Damsels in distress
One of the good things about touring is that you get a chance to read. And after days of hearing the sound of your own lips flapping (talking about your own stuff) it's blessed relief to sink into someone else's book at the end of the day.
When Kelly and I were on our recent Michigan Mitt Tour, we read alot. Whether we were sprawled on the nylon bedspread in a suburban Livonia Best Western or sitting on a balcony of a cottage overlooking the woods in Leland on Lake Michigan, books were our sanctuaries.
We read Harlan Coben, Robert Crais, Stephen White, T. Jefferson Parker, PJ Tracy, Jan Brogan, MJ Rose, Allison Brennan. Lots of good, entertaining stuff. I had a great time with Charlie Huston's "Caught Stealing" and absolutely loved a quirky Michigan novel called "The Lake, The River & the Other Lake" by Steve Amick.
But then I hit a wall.
A friend gave me a book by an author whom I hadn't heard of before. I love discovering new authors, especially first-timers. I read the back copy. Good premise. I skimmed the first page. She had me. I forked over the cash.
That night I cracked the spine and settled in. I was in bed. I was ready. I wanted to be seduced. The first chapter was really good. A female cop, a grisly setup, a clear narrative voice, taut writing that teased me to turn the page.
So I did. And damn, I wish I hadn't because things went downhill fast. This female cop suddenly turned into a blithering mess. Worse, her ex-boyfriend came sniffing around and after she took him back, he took over the case. HER case! Suddenly, this cop -- traumatized though she might have been -- allowed weasel boy to take charge of everything.
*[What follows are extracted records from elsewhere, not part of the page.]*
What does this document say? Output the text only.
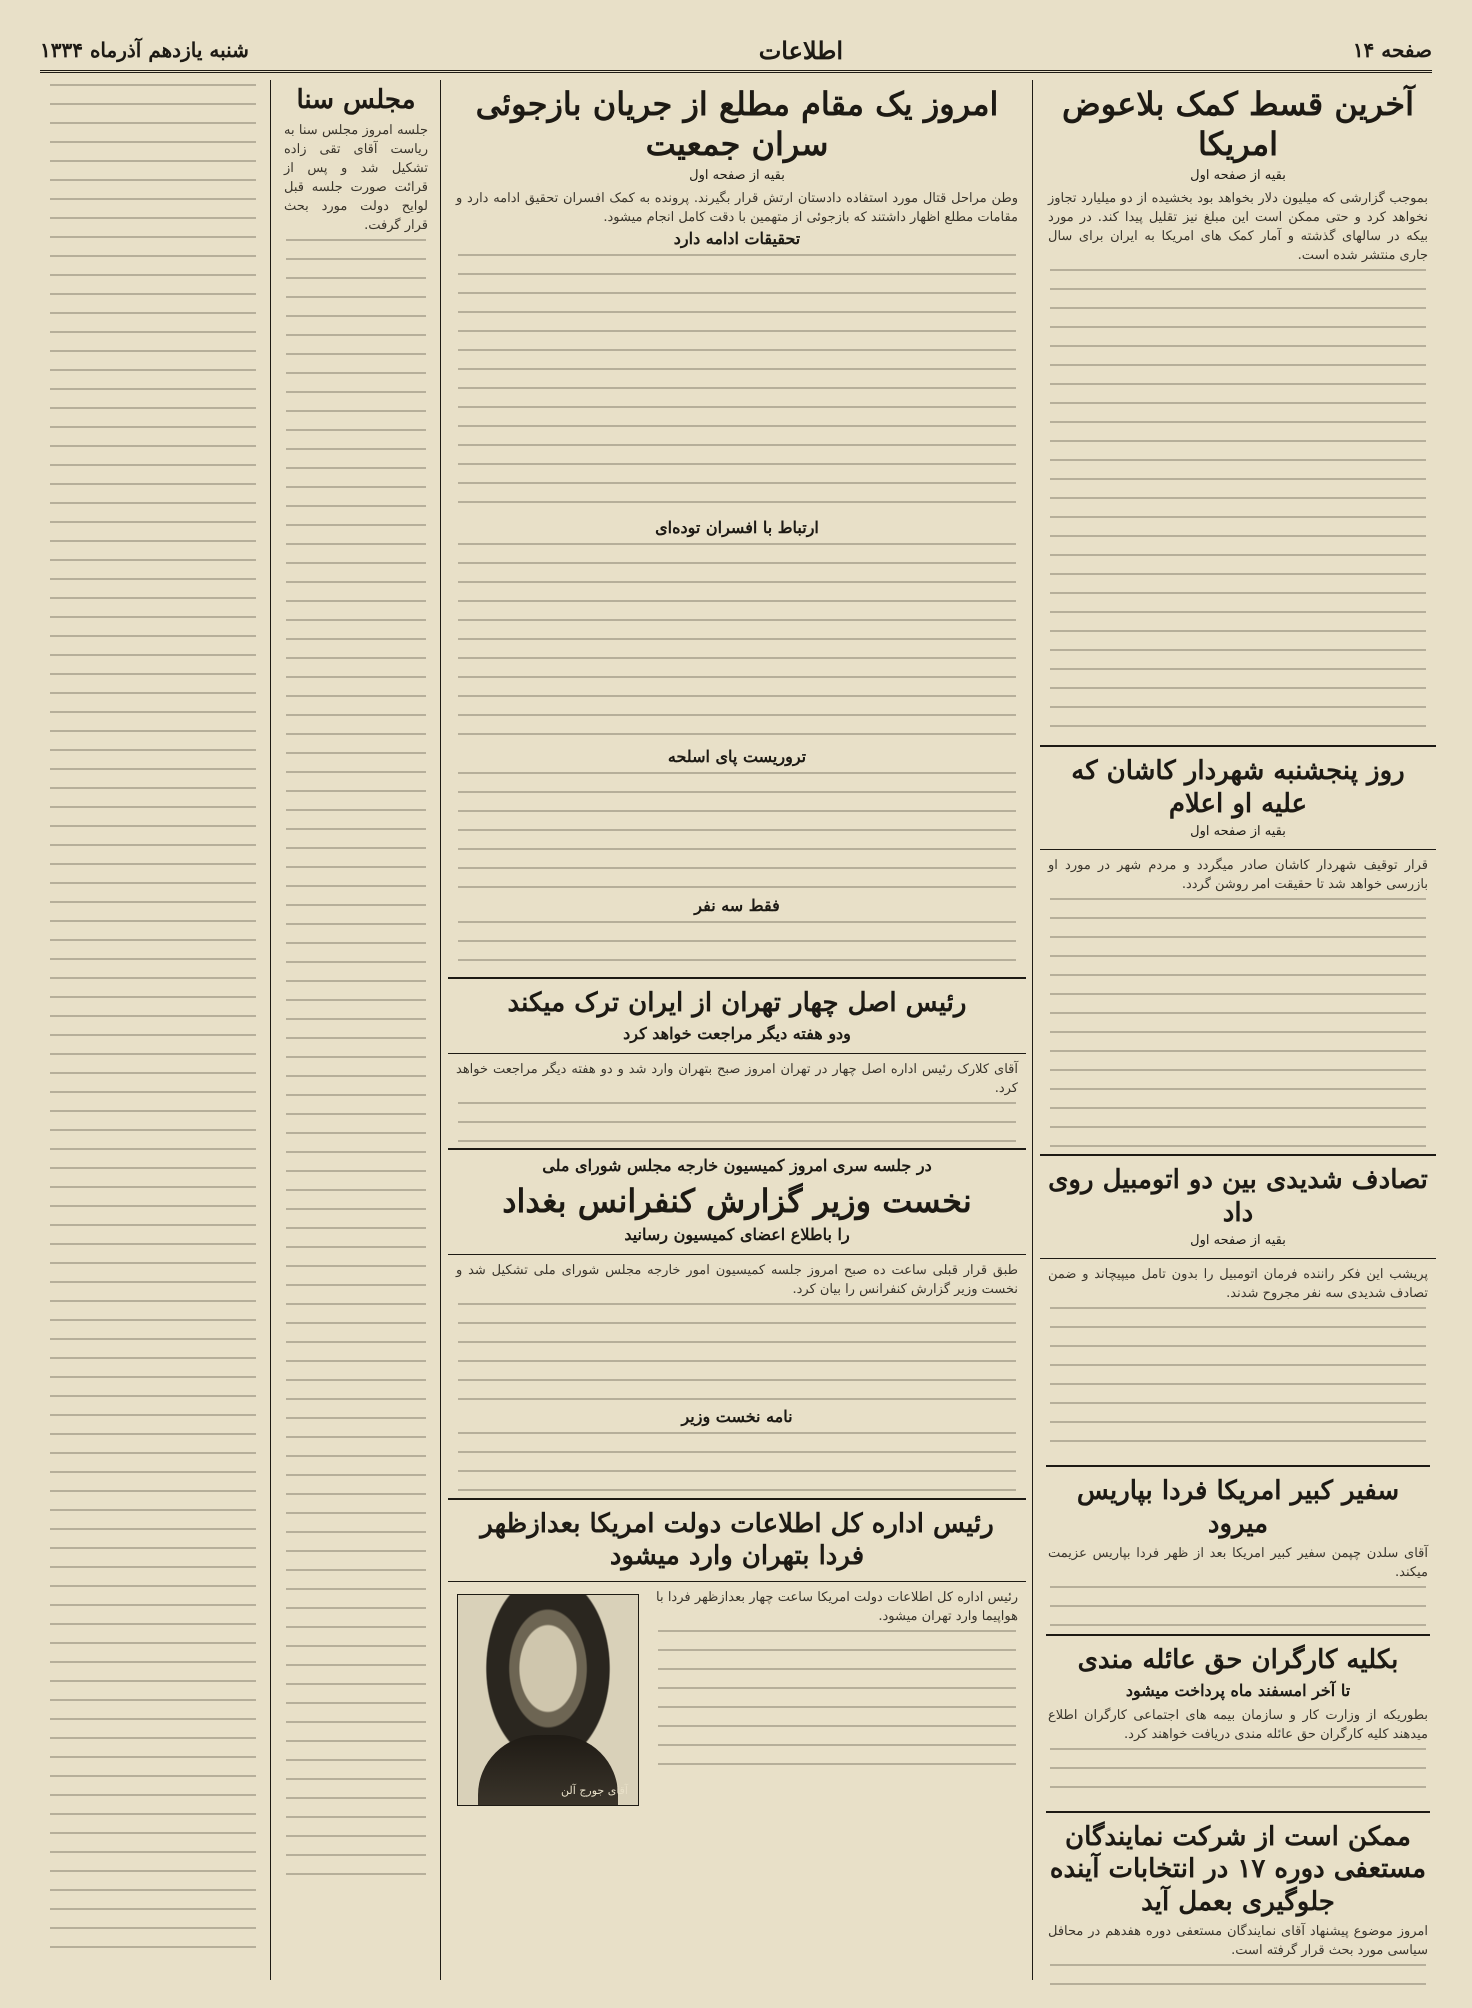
صفحه ۱۴
اطلاعات
شنبه یازدهم آذرماه ۱۳۳۴
آخرین قسط کمک بلاعوض امریکا
بقیه از صفحه اول
بموجب گزارشی که میلیون دلار بخواهد بود بخشیده از دو میلیارد تجاوز نخواهد کرد و حتی ممکن است این مبلغ نیز تقلیل پیدا کند. در مورد بیکه در سالهای گذشته و آمار کمک های امریکا به ایران برای سال جاری منتشر شده است.
روز پنجشنبه شهردار کاشان که علیه او اعلام
بقیه از صفحه اول
قرار توقیف شهردار کاشان صادر میگردد و مردم شهر در مورد او بازرسی خواهد شد تا حقیقت امر روشن گردد.
تصادف شدیدی بین دو اتومبیل روی داد
بقیه از صفحه اول
پریشب این فکر راننده فرمان اتومبیل را بدون تامل میپیچاند و ضمن تصادف شدیدی سه نفر مجروح شدند.
سفیر کبیر امریکا فردا بپاریس میرود
آقای سلدن چپمن سفیر کبیر امریکا بعد از ظهر فردا بپاریس عزیمت میکند.
بکلیه کارگران حق عائله مندی
تا آخر امسفند ماه پرداخت میشود
بطوریکه از وزارت کار و سازمان بیمه های اجتماعی کارگران اطلاع میدهند کلیه کارگران حق عائله مندی دریافت خواهند کرد.
ممکن است از شرکت نمایندگان مستعفی دوره ۱۷ در انتخابات آینده جلوگیری بعمل آید
امروز موضوع پیشنهاد آقای نمایندگان مستعفی دوره هفدهم در محافل سیاسی مورد بحث قرار گرفته است.
امروز یک مقام مطلع از جریان بازجوئی سران جمعیت
بقیه از صفحه اول
وطن مراحل قتال مورد استفاده دادستان ارتش قرار بگیرند. پرونده به کمک افسران تحقیق ادامه دارد و مقامات مطلع اظهار داشتند که بازجوئی از متهمین با دقت کامل انجام میشود.
تحقیقات ادامه دارد
ارتباط با افسران توده‌ای
تروریست پای اسلحه
فقط سه نفر
رئیس اصل چهار تهران از ایران ترک میکند
ودو هفته دیگر مراجعت خواهد کرد
آقای کلارک رئیس اداره اصل چهار در تهران امروز صبح بتهران وارد شد و دو هفته دیگر مراجعت خواهد کرد.
در جلسه سری امروز کمیسیون خارجه مجلس شورای ملی
نخست وزیر گزارش کنفرانس بغداد
را باطلاع اعضای کمیسیون رسانید
طبق قرار قبلی ساعت ده صبح امروز جلسه کمیسیون امور خارجه مجلس شورای ملی تشکیل شد و نخست وزیر گزارش کنفرانس را بیان کرد.
نامه نخست وزیر
رئیس اداره کل اطلاعات دولت امریکا بعدازظهر فردا بتهران وارد میشود
رئیس اداره کل اطلاعات دولت امریکا ساعت چهار بعدازظهر فردا با هواپیما وارد تهران میشود.
آقای جورج آلن
مجلس سنا
جلسه امروز مجلس سنا به ریاست آقای تقی زاده تشکیل شد و پس از قرائت صورت جلسه قبل لوایح دولت مورد بحث قرار گرفت.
Worse, the writer LET HIM DO IT! Every time there was a new twist in the case, it was weasel boy who led the charge. Where was our heroine? Weeping and whining on the sidelines, a pathetic Hamlette, torn by indecision.
The thing degenerated into a writhing mass of bad romantic cliches. Complete with a see-it-coming-a-mile-away pregnancy that by book's end gives our girl a good reason reason to quit her police job and make waffles for weasel boy.
I was furious. Do you ever have the urge to throw a book across the room? I was sitting out on my friend's deck and heaved this one into the bushes.
It wasn't just because I hate women in distress books. The female in jeopardy is a standard of our genre and in the right hands, this can sometimes rise above cliche. But this author was dishonest. She started out with a premise that promised a woman of strength and depth. And I had expectations that this character would rise above her awful trauma through her own grit and courage. THAT was the story, wasn't it? As I finished this book, I found myself thinking about another book I had read, Theresa Schwegel's "Officer Down." This was also a debut and as such, it has its flaws. (Though it won Best First Edgar this year). But at least the author let her female cop heroine solve her own problems. She wasn't waiting for Dudley Do Right to right her ship.
In the end, I decided I was angry about this first book because I had been misled. I don't begrudge readers romantic escapism. Hell, I used to WRITE it. But this book was so schizophrenic it was like the first three chapters were written by Germaine Greer and the rest by Phyllis Schlafly. If your setup is a dark tale of a woman cop's redemptive journey, you can't switch tones mid-book and start going for the Rita Award.
What's the lesson here? Be honest with your readers. I don't mean be predictable. Be honest. That means finding a tone for your work and sticking with it so that the reality you create on your pages is believable. If you want to write romance or romance suspense, go for it and do it well.
But don't promise me Diana the huntress and then give me a damsel in distress. The book will end up in the bushes.